To return to the metaphor in my last article “From ball to block, to ball again,” I would relate ‘complex’ to the image of the ball that is able to roll freely and finds its own way. It maintains its ability to explore. 

Complicated is what happens when we as humans try to make reality fit into boxes, we block reality. We code it. 

We code it and after a while we forget that we once coded it in this way. We lose track of the fact that reality was uncoded when we found it.

The complicatedness is of our own making!

So why do we do this? It is of course helpful for us to get a grip of the complexity but at the same time we have to admit to ourselves that the coding is never completely true.

We block and package past experiences and perceptions so we can ‘exploit’ what we have found out, but as soon as we encounter a problem we are left feeling puzzled because we have lost our base.

The real issue and our way out of it, is in how we have learnt to deal with such events when they happen. We have taught ourselves to be helpless.

So instead of going back to the drawing board and trying to perceive again what the complexity of the situation really is, we try to intervene and control by trying fit it all into our block.

When a client of mine approaches me because he has problem, I’ve noticed that the issue often arrises from this cognitive bias of observing his environment and events happening in their life as complicated instead of complex.

A sense of the beautiful, wholesome complexity has been lost.

But it is never complicated.

Only this view of it, and the problems linked to it, arise when we start to view life and its challenges from a mechanistic or block-ed point of view:

by separating the whole into parts and not realising what makes the whole whole is not only the sum of its parts.

This is great for exploitation: we can create jobs out of these parts. We have an ear doctor, a kidney expert, a podiatrist. But really we cannot take complexity apart into isolated elements without returning to its initial complex unity.

A business or an entrepreneurial outlet works in the same way, with each human being a complex enterprise within itself.

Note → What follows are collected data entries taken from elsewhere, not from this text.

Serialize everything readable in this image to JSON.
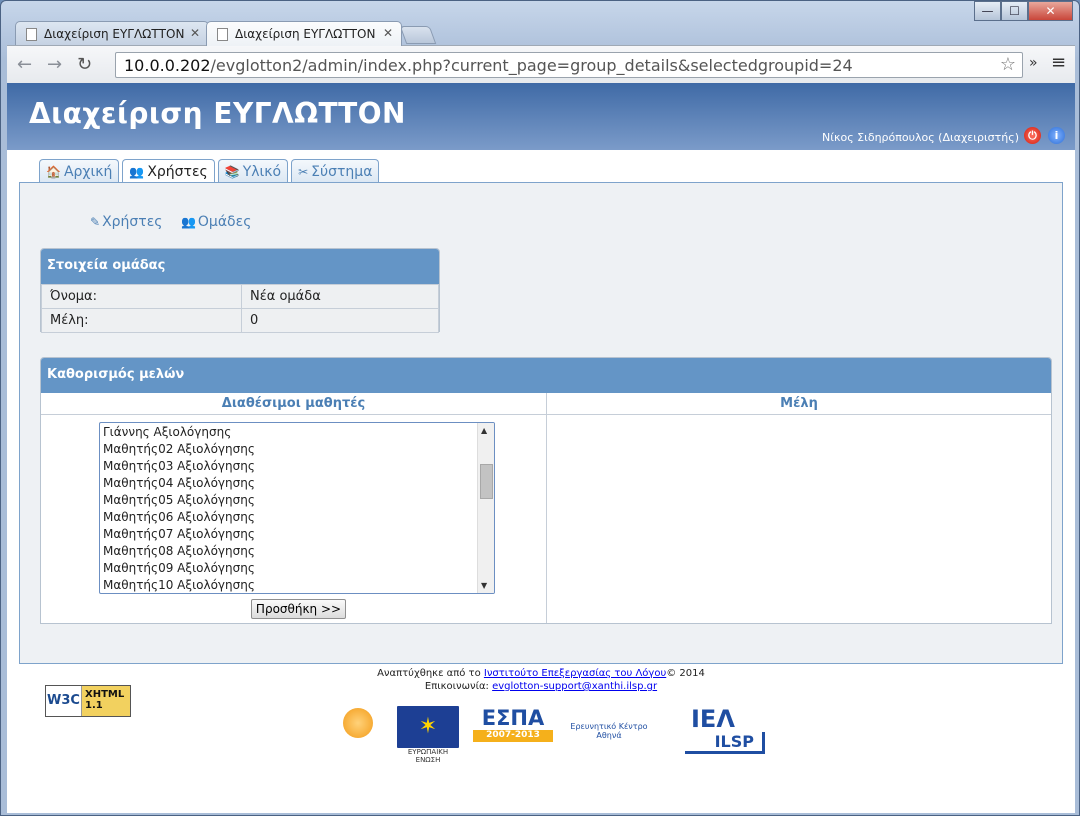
{
  "browser": {
    "tabs": [
      {
        "label": "Διαχείριση ΕΥΓΛΩΤΤΟΝ",
        "close": "✕"
      },
      {
        "label": "Διαχείριση ΕΥΓΛΩΤΤΟΝ",
        "close": "✕"
      }
    ],
    "url_host": "10.0.0.202",
    "url_path": "/evglotton2/admin/index.php?current_page=group_details&selectedgroupid=24"
  },
  "header": {
    "title": "Διαχείριση ΕΥΓΛΩΤΤΟΝ",
    "user": "Νίκος Σιδηρόπουλος (Διαχειριστής)"
  },
  "nav_tabs": [
    {
      "label": "Αρχική",
      "icon": "home-icon"
    },
    {
      "label": "Χρήστες",
      "icon": "users-icon"
    },
    {
      "label": "Υλικό",
      "icon": "material-icon"
    },
    {
      "label": "Σύστημα",
      "icon": "tools-icon"
    }
  ],
  "sub_links": [
    {
      "label": "Χρήστες"
    },
    {
      "label": "Ομάδες"
    }
  ],
  "group_details": {
    "title": "Στοιχεία ομάδας",
    "rows": [
      {
        "label": "Όνομα:",
        "value": "Νέα ομάδα"
      },
      {
        "label": "Μέλη:",
        "value": "0"
      }
    ]
  },
  "members": {
    "title": "Καθορισμός μελών",
    "available_header": "Διαθέσιμοι μαθητές",
    "members_header": "Μέλη",
    "available": [
      "Γιάννης Αξιολόγησης",
      "Μαθητής02 Αξιολόγησης",
      "Μαθητής03 Αξιολόγησης",
      "Μαθητής04 Αξιολόγησης",
      "Μαθητής05 Αξιολόγησης",
      "Μαθητής06 Αξιολόγησης",
      "Μαθητής07 Αξιολόγησης",
      "Μαθητής08 Αξιολόγησης",
      "Μαθητής09 Αξιολόγησης",
      "Μαθητής10 Αξιολόγησης"
    ],
    "add_button": "Προσθήκη >>"
  },
  "footer": {
    "dev_prefix": "Αναπτύχθηκε από το ",
    "dev_link": "Ινστιτούτο Επεξεργασίας του Λόγου",
    "dev_suffix": "© 2014",
    "contact_prefix": "Επικοινωνία: ",
    "contact_link": "evglotton-support@xanthi.ilsp.gr",
    "w3c_left": "W3C",
    "w3c_right": "XHTML 1.1",
    "logo_eu_text": "ΕΥΡΩΠΑΪΚΗ ΕΝΩΣΗ",
    "logo_espa_title": "ΕΣΠΑ",
    "logo_espa_years": "2007-2013",
    "logo_athena_text": "Ερευνητικό Κέντρο Αθηνά",
    "logo_iel": "ΙΕΛ",
    "logo_ilsp": "ILSP"
  },
  "colors": {
    "banner": "#4a74ae",
    "panel_header": "#6495c6",
    "link": "#4b7fb4"
  }
}
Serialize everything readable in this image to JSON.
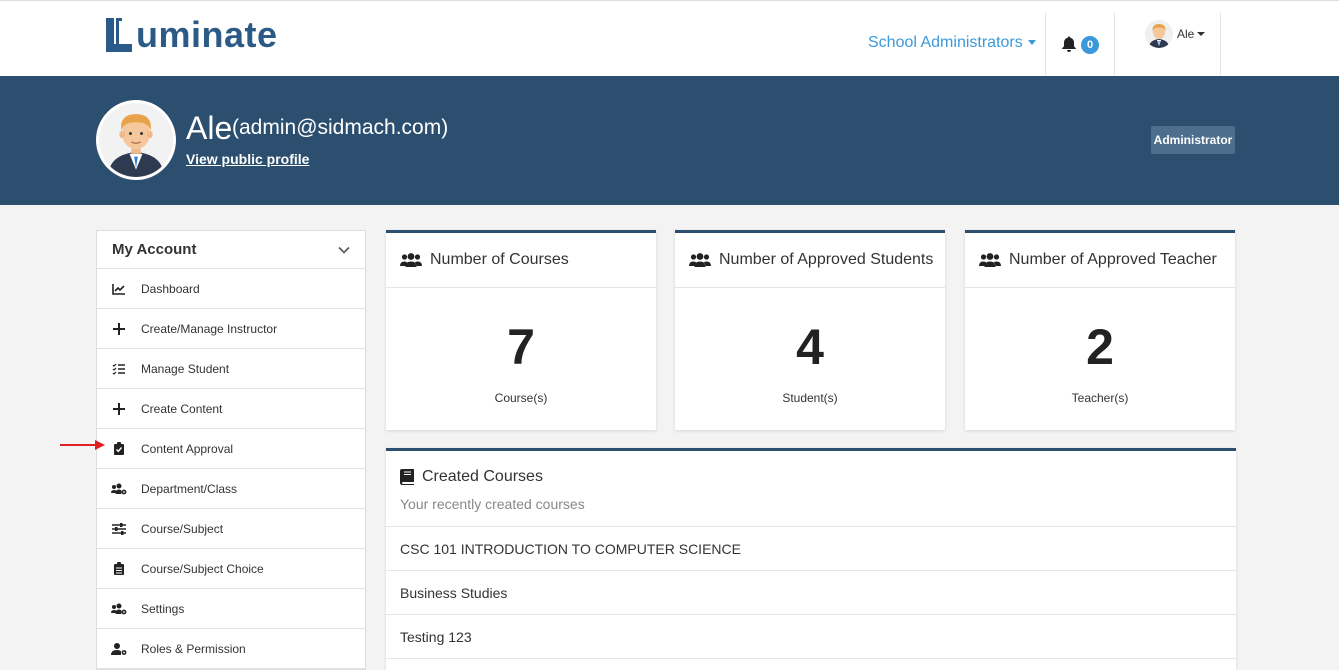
{
  "header": {
    "logo_text": "uminate",
    "role_menu_label": "School Administrators",
    "notification_count": "0",
    "user_name": "Ale"
  },
  "profile": {
    "name": "Ale",
    "email": "(admin@sidmach.com)",
    "public_profile_link": "View public profile",
    "role_badge": "Administrator"
  },
  "sidebar": {
    "title": "My Account",
    "items": [
      {
        "label": "Dashboard",
        "icon": "chart-line-icon"
      },
      {
        "label": "Create/Manage Instructor",
        "icon": "plus-icon"
      },
      {
        "label": "Manage Student",
        "icon": "tasks-icon"
      },
      {
        "label": "Create Content",
        "icon": "plus-icon"
      },
      {
        "label": "Content Approval",
        "icon": "clipboard-check-icon"
      },
      {
        "label": "Department/Class",
        "icon": "users-cog-icon"
      },
      {
        "label": "Course/Subject",
        "icon": "sliders-icon"
      },
      {
        "label": "Course/Subject Choice",
        "icon": "clipboard-list-icon"
      },
      {
        "label": "Settings",
        "icon": "users-cog-icon"
      },
      {
        "label": "Roles & Permission",
        "icon": "user-cog-icon"
      }
    ]
  },
  "stats": [
    {
      "title": "Number of Courses",
      "value": "7",
      "unit": "Course(s)"
    },
    {
      "title": "Number of Approved Students",
      "value": "4",
      "unit": "Student(s)"
    },
    {
      "title": "Number of Approved Teacher",
      "value": "2",
      "unit": "Teacher(s)"
    }
  ],
  "created_courses": {
    "title": "Created Courses",
    "subtitle": "Your recently created courses",
    "rows": [
      "CSC 101 INTRODUCTION TO COMPUTER SCIENCE",
      "Business Studies",
      "Testing 123"
    ]
  },
  "colors": {
    "banner": "#2c4f6f",
    "accent": "#3a9ad9",
    "logo": "#2c5a87",
    "annotation_arrow": "#e02020"
  }
}
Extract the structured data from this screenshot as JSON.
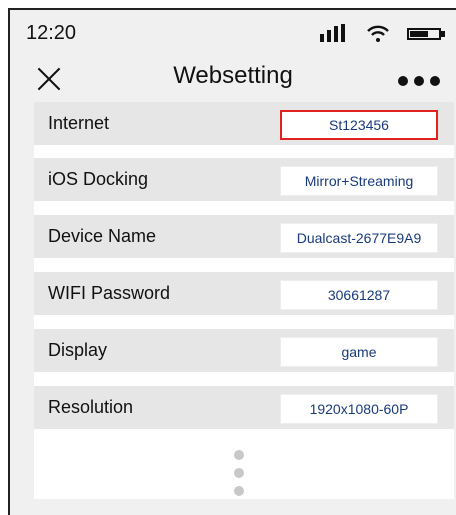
{
  "status": {
    "time": "12:20"
  },
  "header": {
    "title": "Websetting"
  },
  "settings": [
    {
      "label": "Internet",
      "value": "St123456"
    },
    {
      "label": "iOS Docking",
      "value": "Mirror+Streaming"
    },
    {
      "label": "Device Name",
      "value": "Dualcast-2677E9A9"
    },
    {
      "label": "WIFI Password",
      "value": "30661287"
    },
    {
      "label": "Display",
      "value": "game"
    },
    {
      "label": "Resolution",
      "value": "1920x1080-60P"
    }
  ],
  "colors": {
    "value_text": "#1a3a7a",
    "active_border": "#e12020",
    "row_bg": "#e6e6e6"
  },
  "icons": [
    "signal-icon",
    "wifi-icon",
    "battery-icon",
    "close-icon",
    "more-icon",
    "more-vertical-icon"
  ]
}
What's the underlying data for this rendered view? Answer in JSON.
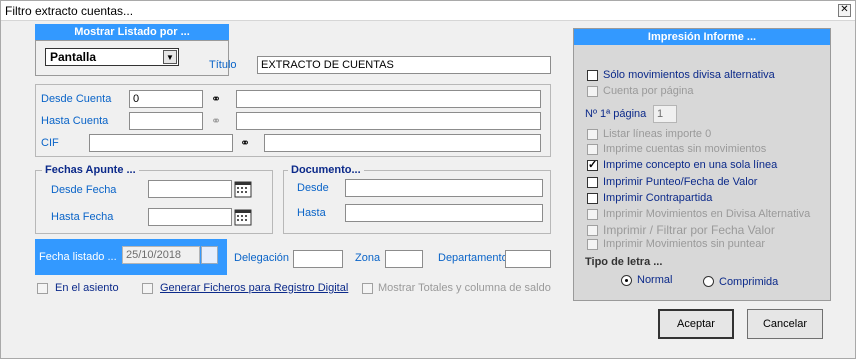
{
  "window": {
    "title": "Filtro extracto cuentas..."
  },
  "mostrar": {
    "header": "Mostrar Listado por ...",
    "selected": "Pantalla"
  },
  "titulo": {
    "label": "Título",
    "value": "EXTRACTO DE CUENTAS"
  },
  "cuentas": {
    "desde_label": "Desde Cuenta",
    "desde_value": "0",
    "hasta_label": "Hasta Cuenta",
    "cif_label": "CIF"
  },
  "fechas": {
    "title": "Fechas Apunte ...",
    "desde_label": "Desde Fecha",
    "hasta_label": "Hasta Fecha"
  },
  "documento": {
    "title": "Documento...",
    "desde_label": "Desde",
    "hasta_label": "Hasta"
  },
  "listado": {
    "label": "Fecha listado ...",
    "value": "25/10/2018",
    "delegacion_label": "Delegación",
    "zona_label": "Zona",
    "departamento_label": "Departamento"
  },
  "bottom_options": [
    {
      "label": "En el asiento"
    },
    {
      "label": "Generar Ficheros para Registro Digital"
    },
    {
      "label": "Mostrar Totales y columna de saldo"
    }
  ],
  "impresion": {
    "header": "Impresión Informe ...",
    "options": [
      {
        "label": "Sólo movimientos divisa alternativa",
        "checked": false,
        "enabled": true
      },
      {
        "label": "Cuenta por página",
        "checked": false,
        "enabled": false
      }
    ],
    "pagina_label": "Nº 1ª página",
    "pagina_value": "1",
    "options2": [
      {
        "label": "Listar líneas importe 0",
        "checked": false,
        "enabled": false
      },
      {
        "label": "Imprime cuentas sin movimientos",
        "checked": false,
        "enabled": false
      },
      {
        "label": "Imprime concepto en una sola línea",
        "checked": true,
        "enabled": true
      },
      {
        "label": "Imprimir Punteo/Fecha de Valor",
        "checked": false,
        "enabled": true
      },
      {
        "label": "Imprimir Contrapartida",
        "checked": false,
        "enabled": true
      },
      {
        "label": "Imprimir Movimientos en Divisa Alternativa",
        "checked": false,
        "enabled": false
      },
      {
        "label": "Imprimir / Filtrar por Fecha Valor",
        "checked": false,
        "enabled": false
      },
      {
        "label": "Imprimir Movimientos sin puntear",
        "checked": false,
        "enabled": false
      }
    ],
    "tipo_letra_label": "Tipo de letra ...",
    "normal_label": "Normal",
    "comprimida_label": "Comprimida"
  },
  "buttons": {
    "aceptar": "Aceptar",
    "cancelar": "Cancelar"
  },
  "colors": {
    "accent": "#3399ff",
    "label_blue": "#0a64c8",
    "navy": "#0c2a8a"
  }
}
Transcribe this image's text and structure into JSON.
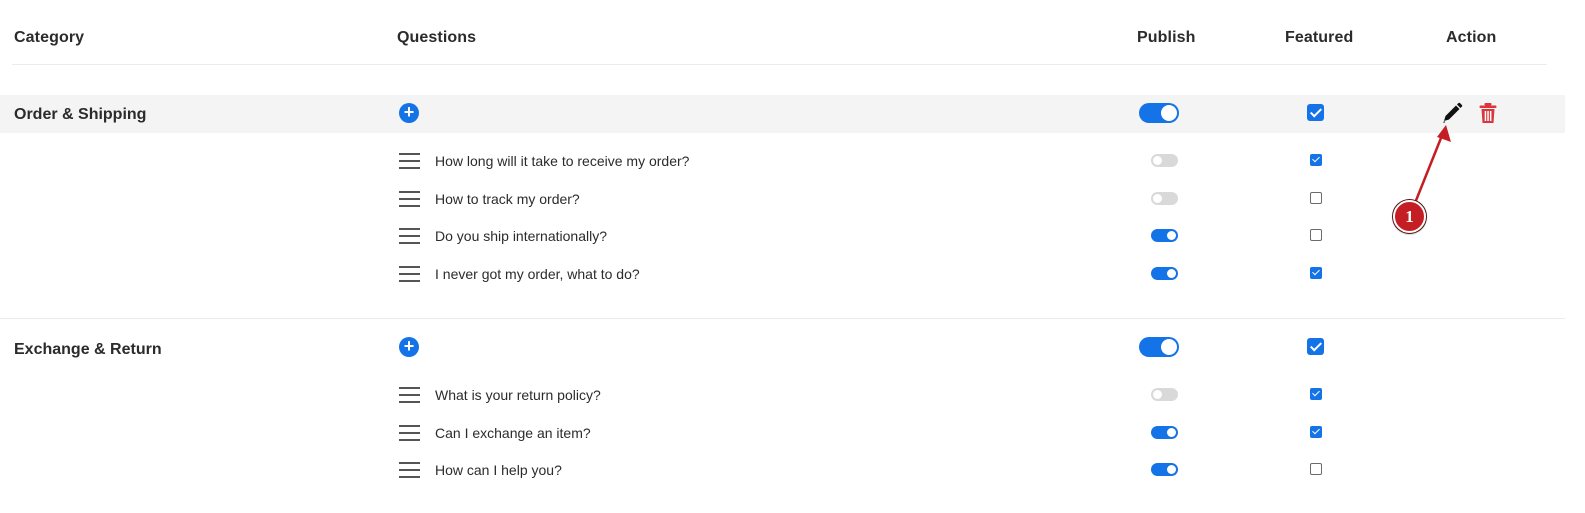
{
  "header": {
    "category": "Category",
    "questions": "Questions",
    "publish": "Publish",
    "featured": "Featured",
    "action": "Action"
  },
  "categories": [
    {
      "name": "Order & Shipping",
      "published": true,
      "featured": true,
      "questions": [
        {
          "text": "How long will it take to receive my order?",
          "published": false,
          "featured": true
        },
        {
          "text": "How to track my order?",
          "published": false,
          "featured": false
        },
        {
          "text": "Do you ship internationally?",
          "published": true,
          "featured": false
        },
        {
          "text": "I never got my order, what to do?",
          "published": true,
          "featured": true
        }
      ]
    },
    {
      "name": "Exchange & Return",
      "published": true,
      "featured": true,
      "questions": [
        {
          "text": "What is your return policy?",
          "published": false,
          "featured": true
        },
        {
          "text": "Can I exchange an item?",
          "published": true,
          "featured": true
        },
        {
          "text": "How can I help you?",
          "published": true,
          "featured": false
        }
      ]
    }
  ],
  "icons": {
    "add": "plus-circle-icon",
    "drag": "drag-handle-icon",
    "edit": "pencil-icon",
    "delete": "trash-icon"
  },
  "annotation": {
    "label": "1"
  },
  "colors": {
    "accent": "#1473e6",
    "delete": "#d9363e",
    "annotation": "#c41e24"
  }
}
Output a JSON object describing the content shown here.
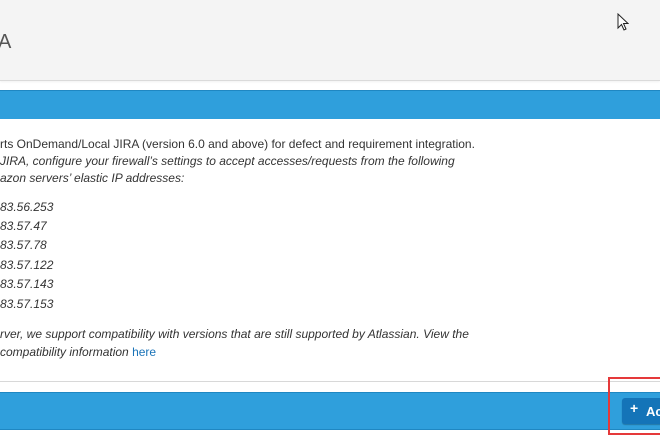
{
  "header": {
    "title": "A"
  },
  "intro": {
    "line1": "rts OnDemand/Local JIRA (version 6.0 and above) for defect and requirement integration.",
    "line2": "JIRA, configure your firewall’s settings to accept accesses/requests from the following",
    "line3": "azon servers’ elastic IP addresses:"
  },
  "ips": [
    "83.56.253",
    "83.57.47",
    "83.57.78",
    "83.57.122",
    "83.57.143",
    "83.57.153"
  ],
  "compat": {
    "line1": "rver, we support compatibility with versions that are still supported by Atlassian. View the",
    "line2": "compatibility information ",
    "link": "here"
  },
  "action": {
    "plus": "+",
    "label": "Ac"
  },
  "colors": {
    "bar": "#2f9fdc",
    "button": "#1474b8",
    "highlight": "#e5393a",
    "link": "#1a73b8"
  },
  "icons": {
    "cursor": "mouse-pointer-icon"
  }
}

It is the breaking, the blocking into parts that is the creator of the trouble.

Picture by Mike Rafail

Picture by Mike Rafail

We chop a block out of the ball and get so accustomed to it that we forget we started with a ball in the first place.

Only when we encounter an event we cannot deal with, we will start opening ourselves to facing this fact.

Who are you in your full complexity beyond all names, definitions and forms?

What are you trying to do in your full complexity?

This is what needs to be sought and constantly returned to if we want to allow ourselves a full authentic life.

The problem is that many of us stop here. One time we found something and it becomes our ground, our whole belief system. It becomes our profession, our business, the base of our relationships and all is well until it does not go so well anymore.

We are trapped in a complicated view of reality of our creation. And the good thing is that it is not true.

There is always an opening as long as we are open to explore reality again in its full complexity, and are ready to start the journey of return and start the chopping.